Gibbons v. Ogden case brief

Gibbons v. Ogden case brief summary
22 U.S. (9 Wheat.) 1 (1824)


CASE SYNOPSIS
Defendant appealed from the Court for the Trial of Impeachments and Correction of Errors of the State of New York which perpetuated an injunction to restrain defendants from navigating their steamboats in the waters of the state, pursuant to state law.

CASE FACTS
A state act gave an exclusive right to certain individuals to use steam navigation in all the waters of New York for 30 years from 1808. An injunction was issued restraining defendants from navigating steamboats in the waters within the state because of this exclusive privilege, which defendants violated. Defendants contended that the privilege violated an act of Congress which regulated the licensing of ships and vessels in the coasting trade and fisheries and was repugnant to the Constitution and laws of the United States.

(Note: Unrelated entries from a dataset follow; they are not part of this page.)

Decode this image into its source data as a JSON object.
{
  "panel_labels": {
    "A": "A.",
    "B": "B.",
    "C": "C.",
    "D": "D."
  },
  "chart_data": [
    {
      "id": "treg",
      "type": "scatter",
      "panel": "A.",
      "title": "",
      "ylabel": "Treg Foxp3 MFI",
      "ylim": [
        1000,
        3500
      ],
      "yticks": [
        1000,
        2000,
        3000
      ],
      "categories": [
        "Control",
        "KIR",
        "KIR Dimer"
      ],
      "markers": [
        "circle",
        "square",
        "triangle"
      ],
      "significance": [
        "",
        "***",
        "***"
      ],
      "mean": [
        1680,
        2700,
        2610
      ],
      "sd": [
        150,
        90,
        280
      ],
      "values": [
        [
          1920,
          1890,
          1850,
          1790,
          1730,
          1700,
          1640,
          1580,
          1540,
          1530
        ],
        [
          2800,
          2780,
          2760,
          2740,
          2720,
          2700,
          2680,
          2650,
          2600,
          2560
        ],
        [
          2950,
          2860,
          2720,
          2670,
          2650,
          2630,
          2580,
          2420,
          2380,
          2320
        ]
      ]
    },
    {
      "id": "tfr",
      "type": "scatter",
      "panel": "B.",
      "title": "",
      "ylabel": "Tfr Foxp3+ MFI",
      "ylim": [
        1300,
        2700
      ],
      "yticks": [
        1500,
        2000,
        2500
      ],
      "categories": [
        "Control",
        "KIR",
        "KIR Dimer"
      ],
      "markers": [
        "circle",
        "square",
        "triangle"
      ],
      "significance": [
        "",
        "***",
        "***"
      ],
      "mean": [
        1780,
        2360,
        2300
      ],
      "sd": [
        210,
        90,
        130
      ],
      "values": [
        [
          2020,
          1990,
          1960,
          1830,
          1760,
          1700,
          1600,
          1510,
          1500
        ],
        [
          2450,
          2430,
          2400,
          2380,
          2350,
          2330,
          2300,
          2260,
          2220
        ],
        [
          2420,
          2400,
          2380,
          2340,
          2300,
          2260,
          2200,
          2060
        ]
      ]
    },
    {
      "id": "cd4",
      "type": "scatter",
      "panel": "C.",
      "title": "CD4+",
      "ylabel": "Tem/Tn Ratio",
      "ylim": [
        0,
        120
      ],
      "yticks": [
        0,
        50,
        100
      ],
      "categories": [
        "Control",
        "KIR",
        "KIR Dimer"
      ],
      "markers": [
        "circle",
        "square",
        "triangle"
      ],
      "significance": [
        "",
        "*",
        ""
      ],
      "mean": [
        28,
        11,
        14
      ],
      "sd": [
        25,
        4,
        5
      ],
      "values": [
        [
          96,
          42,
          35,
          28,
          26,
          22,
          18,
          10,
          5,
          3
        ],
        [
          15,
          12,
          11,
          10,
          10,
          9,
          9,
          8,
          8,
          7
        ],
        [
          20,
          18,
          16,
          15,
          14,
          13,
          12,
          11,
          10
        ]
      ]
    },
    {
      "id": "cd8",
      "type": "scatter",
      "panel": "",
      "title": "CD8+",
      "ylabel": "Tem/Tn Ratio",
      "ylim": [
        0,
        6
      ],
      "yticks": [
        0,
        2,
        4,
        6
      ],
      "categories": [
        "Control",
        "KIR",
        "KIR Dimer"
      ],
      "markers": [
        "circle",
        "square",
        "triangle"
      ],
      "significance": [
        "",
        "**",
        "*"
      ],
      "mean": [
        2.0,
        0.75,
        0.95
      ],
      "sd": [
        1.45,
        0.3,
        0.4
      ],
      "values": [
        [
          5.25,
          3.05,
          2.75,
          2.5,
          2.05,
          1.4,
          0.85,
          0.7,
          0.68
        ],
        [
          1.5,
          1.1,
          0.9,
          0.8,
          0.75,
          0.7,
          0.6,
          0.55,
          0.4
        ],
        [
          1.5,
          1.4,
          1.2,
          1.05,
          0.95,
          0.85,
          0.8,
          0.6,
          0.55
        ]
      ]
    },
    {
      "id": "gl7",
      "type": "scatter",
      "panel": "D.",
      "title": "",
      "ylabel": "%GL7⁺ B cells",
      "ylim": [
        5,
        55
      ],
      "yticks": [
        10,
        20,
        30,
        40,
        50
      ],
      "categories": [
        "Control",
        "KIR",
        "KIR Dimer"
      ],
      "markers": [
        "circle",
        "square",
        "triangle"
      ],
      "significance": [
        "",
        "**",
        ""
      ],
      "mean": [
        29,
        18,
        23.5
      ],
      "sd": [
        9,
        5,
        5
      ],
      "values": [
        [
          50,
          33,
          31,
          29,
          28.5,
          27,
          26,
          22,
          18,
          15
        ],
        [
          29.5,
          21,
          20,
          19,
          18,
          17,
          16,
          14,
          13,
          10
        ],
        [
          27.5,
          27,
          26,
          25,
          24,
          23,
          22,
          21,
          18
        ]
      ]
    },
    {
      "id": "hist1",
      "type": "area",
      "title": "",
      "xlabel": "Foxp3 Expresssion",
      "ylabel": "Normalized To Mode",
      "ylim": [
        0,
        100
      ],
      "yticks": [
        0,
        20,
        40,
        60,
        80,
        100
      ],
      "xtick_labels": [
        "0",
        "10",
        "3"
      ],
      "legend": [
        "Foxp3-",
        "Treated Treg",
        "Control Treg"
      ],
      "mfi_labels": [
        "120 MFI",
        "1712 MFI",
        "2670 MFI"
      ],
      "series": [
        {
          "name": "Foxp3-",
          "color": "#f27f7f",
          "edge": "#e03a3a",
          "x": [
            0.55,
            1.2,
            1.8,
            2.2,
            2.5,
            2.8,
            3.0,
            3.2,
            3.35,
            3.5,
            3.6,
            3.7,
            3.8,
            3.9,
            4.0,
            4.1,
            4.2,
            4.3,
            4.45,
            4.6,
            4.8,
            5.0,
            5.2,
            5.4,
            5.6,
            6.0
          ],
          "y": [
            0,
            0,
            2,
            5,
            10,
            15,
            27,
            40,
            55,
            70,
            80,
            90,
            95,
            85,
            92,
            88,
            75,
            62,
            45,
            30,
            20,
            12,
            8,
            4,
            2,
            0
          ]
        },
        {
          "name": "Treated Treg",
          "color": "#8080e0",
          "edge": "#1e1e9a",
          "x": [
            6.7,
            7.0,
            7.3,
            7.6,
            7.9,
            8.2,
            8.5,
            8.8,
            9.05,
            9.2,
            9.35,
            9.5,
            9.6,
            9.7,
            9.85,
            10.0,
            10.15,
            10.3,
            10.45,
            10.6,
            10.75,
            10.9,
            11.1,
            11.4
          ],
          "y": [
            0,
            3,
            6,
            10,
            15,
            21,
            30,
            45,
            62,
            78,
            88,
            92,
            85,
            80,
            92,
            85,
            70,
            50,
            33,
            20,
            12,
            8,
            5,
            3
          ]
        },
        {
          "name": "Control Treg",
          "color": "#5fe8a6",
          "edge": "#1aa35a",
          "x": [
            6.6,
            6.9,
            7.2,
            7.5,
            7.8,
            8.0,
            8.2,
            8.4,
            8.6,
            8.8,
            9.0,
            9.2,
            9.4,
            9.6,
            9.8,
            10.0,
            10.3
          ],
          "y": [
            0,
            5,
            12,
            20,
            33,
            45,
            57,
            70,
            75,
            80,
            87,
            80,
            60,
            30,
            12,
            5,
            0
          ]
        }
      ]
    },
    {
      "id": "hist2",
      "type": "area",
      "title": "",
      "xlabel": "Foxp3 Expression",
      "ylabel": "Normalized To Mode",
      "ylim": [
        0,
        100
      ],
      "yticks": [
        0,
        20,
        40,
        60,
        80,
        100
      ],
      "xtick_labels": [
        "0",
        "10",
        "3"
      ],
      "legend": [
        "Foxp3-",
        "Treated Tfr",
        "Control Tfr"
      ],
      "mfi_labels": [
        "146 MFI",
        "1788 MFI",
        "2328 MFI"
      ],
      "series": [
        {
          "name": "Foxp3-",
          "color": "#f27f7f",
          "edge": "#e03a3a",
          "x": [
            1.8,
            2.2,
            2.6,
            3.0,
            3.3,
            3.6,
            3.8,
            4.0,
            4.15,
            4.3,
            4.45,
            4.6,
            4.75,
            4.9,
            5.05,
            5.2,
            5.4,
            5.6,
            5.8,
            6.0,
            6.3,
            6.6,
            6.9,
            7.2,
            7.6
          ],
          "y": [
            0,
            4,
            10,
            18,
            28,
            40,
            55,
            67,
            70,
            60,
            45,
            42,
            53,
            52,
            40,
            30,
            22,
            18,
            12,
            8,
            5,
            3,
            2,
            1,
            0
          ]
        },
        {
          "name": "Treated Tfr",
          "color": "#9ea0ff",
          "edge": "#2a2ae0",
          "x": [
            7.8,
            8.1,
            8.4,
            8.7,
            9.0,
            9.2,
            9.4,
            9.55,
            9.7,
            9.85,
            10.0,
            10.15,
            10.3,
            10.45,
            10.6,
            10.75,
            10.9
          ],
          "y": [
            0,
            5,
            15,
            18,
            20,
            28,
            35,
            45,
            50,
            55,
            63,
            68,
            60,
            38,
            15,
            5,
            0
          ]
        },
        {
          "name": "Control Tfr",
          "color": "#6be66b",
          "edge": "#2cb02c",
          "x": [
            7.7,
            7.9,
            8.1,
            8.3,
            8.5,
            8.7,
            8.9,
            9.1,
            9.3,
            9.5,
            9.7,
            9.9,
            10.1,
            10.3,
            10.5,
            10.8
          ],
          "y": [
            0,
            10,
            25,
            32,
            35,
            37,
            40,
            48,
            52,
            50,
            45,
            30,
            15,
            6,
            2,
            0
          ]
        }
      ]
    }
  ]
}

The state court found in favor of the plaintiff, and defendants appealed.

DISCUSSION
  • On appeal, the court reversed, finding that the act of Congress gave full authority to defendants' vessels to navigate the waters of the United States. 
  • The law of the state of New York, prohibiting the vessels from navigating the waters of the state, was repugnant to the Constitution and void.

CONCLUSION
On appeal, the court reversed, finding that the act of Congress gave full authority to defendants' vessels to navigate the waters of the United States and that the law of the state of New York prohibiting navigation in the waters of the state was repugnant to the Constitution and void.